La formation aux métiers de la déficience visuelle en France comprend des formations menant aux diplômes d’État : ophtalmologiste, orthoptiste, opticien, ergothérapeute, psychomotricien. Elle comprend également des formations complémentaires aux diplômes d’État, en nombre relativement important, qui couvrent les spécificités variées de la prise en charge des déficients visuels : locomotion, AVJ, spécialisation d’opticien, etc. Cette diversité est la conséquence directe de la pluridisciplinarité de la réponse handicapologique à la déficience visuelle.

Le problème posé aux responsables des différents projets de rééducation est la reconnaissance de ces surspécialités et leur valorisation, tant en milieu libéral qu’en milieu institutionnel.

Aujourd’hui, une réflexion ministérielle est en cours pour un grand nombre de diplômes d’État, notamment à la faveur d’une universitarisation selon le système européen « Licence-Master-Doctorat » (par exemple le décret de 2014 pour les études d’orthoptie).

À la faveur de cette réingénierie en cours des diplômes d’État, les professionnels de la déficience visuelle appellent de leurs vŒux une réorganisation de ces surspécialités.

L’idéal serait de mettre en place une formation commune avec enseignement d’un tronc commun théorique, qui pourrait ensuite conduire aux différentes spécialités de la rééducation des déficients visuels. On pourrait également créer des possibilités de passerelle entre ces différentes qualifications, ce qui permettrait, notamment au sein des institutions, de disposer d’une relative polyvalence restreinte.

Conclusion

L’école française de réadaptation des déficients visuels propose une réponse médicalisée pluridisciplinaire, fondée sur les bases neurophysiologiques et psychocognitives. Cette approche est le gage d’une très grande richesse de tous ces projets, médicaux, médico-sociaux ou sociaux.

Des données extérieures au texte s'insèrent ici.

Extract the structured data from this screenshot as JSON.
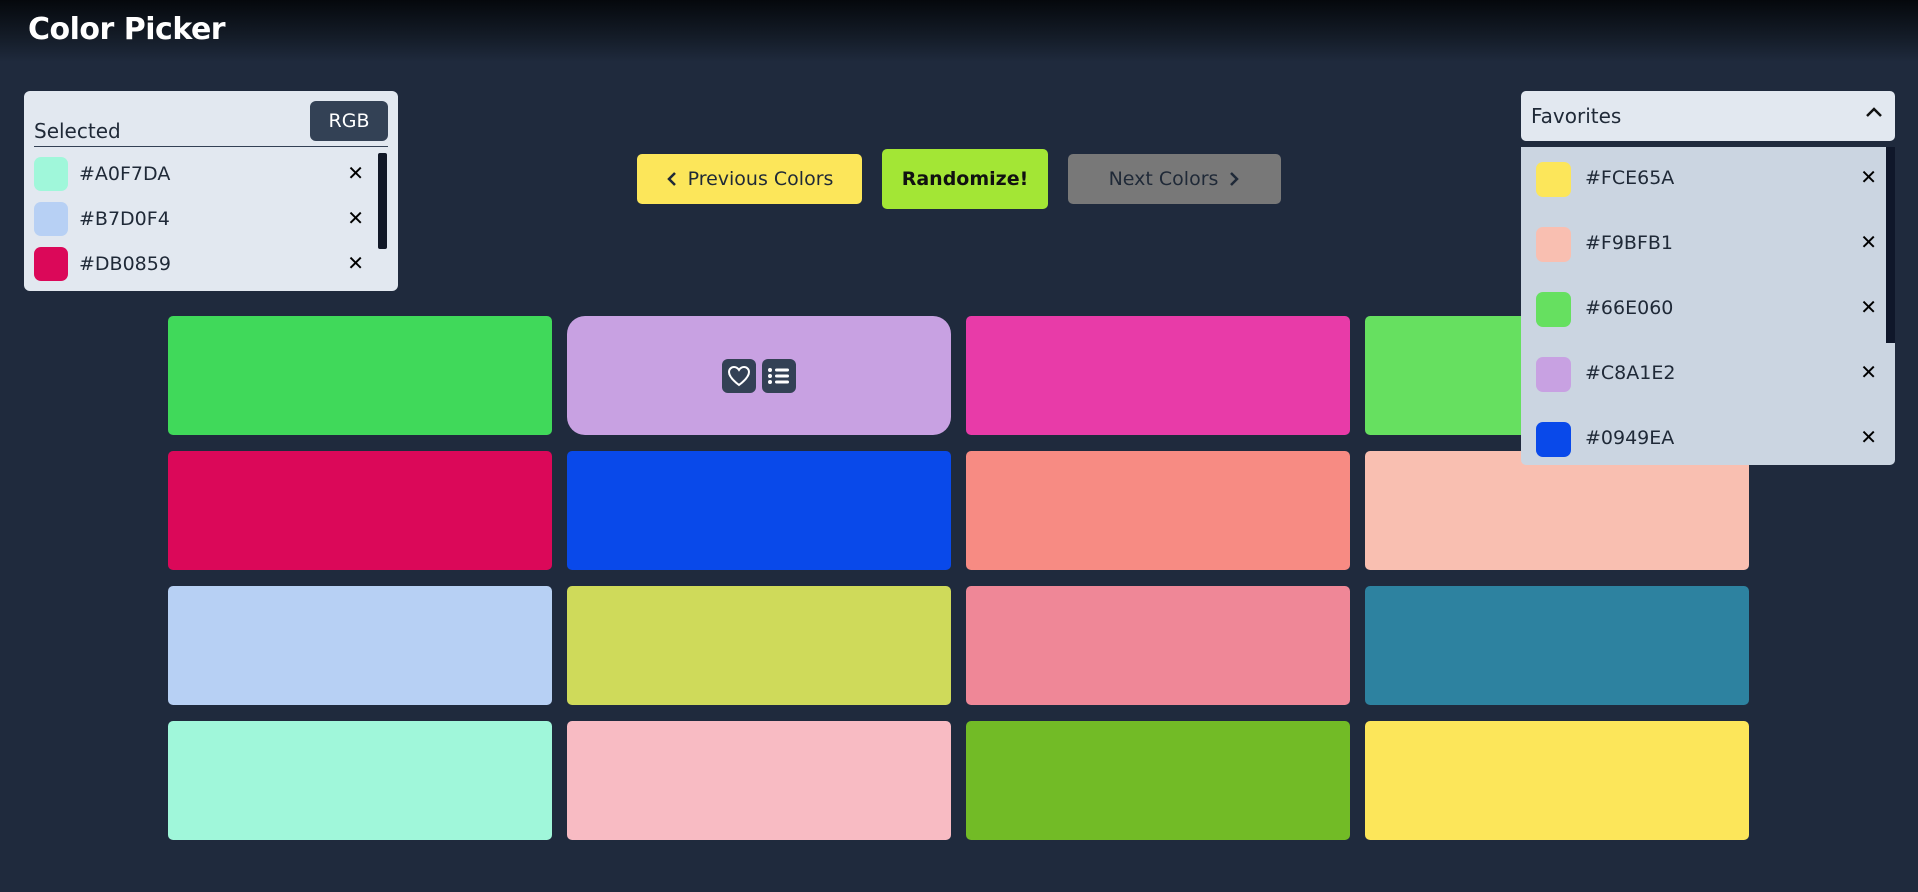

Cette particularité du système de soins français, développée par tous les intervenants d’horizons différents, est soutenue, défendue et analysée au sein de l’Association francophone des professionnels de basse vision (ARIBa).

C’est aussi un gage fondamental d’évolutivité et d’adaptation des pratiques professionnelles aux progrès des techniques et des connaissances dans le monde des neurosciences.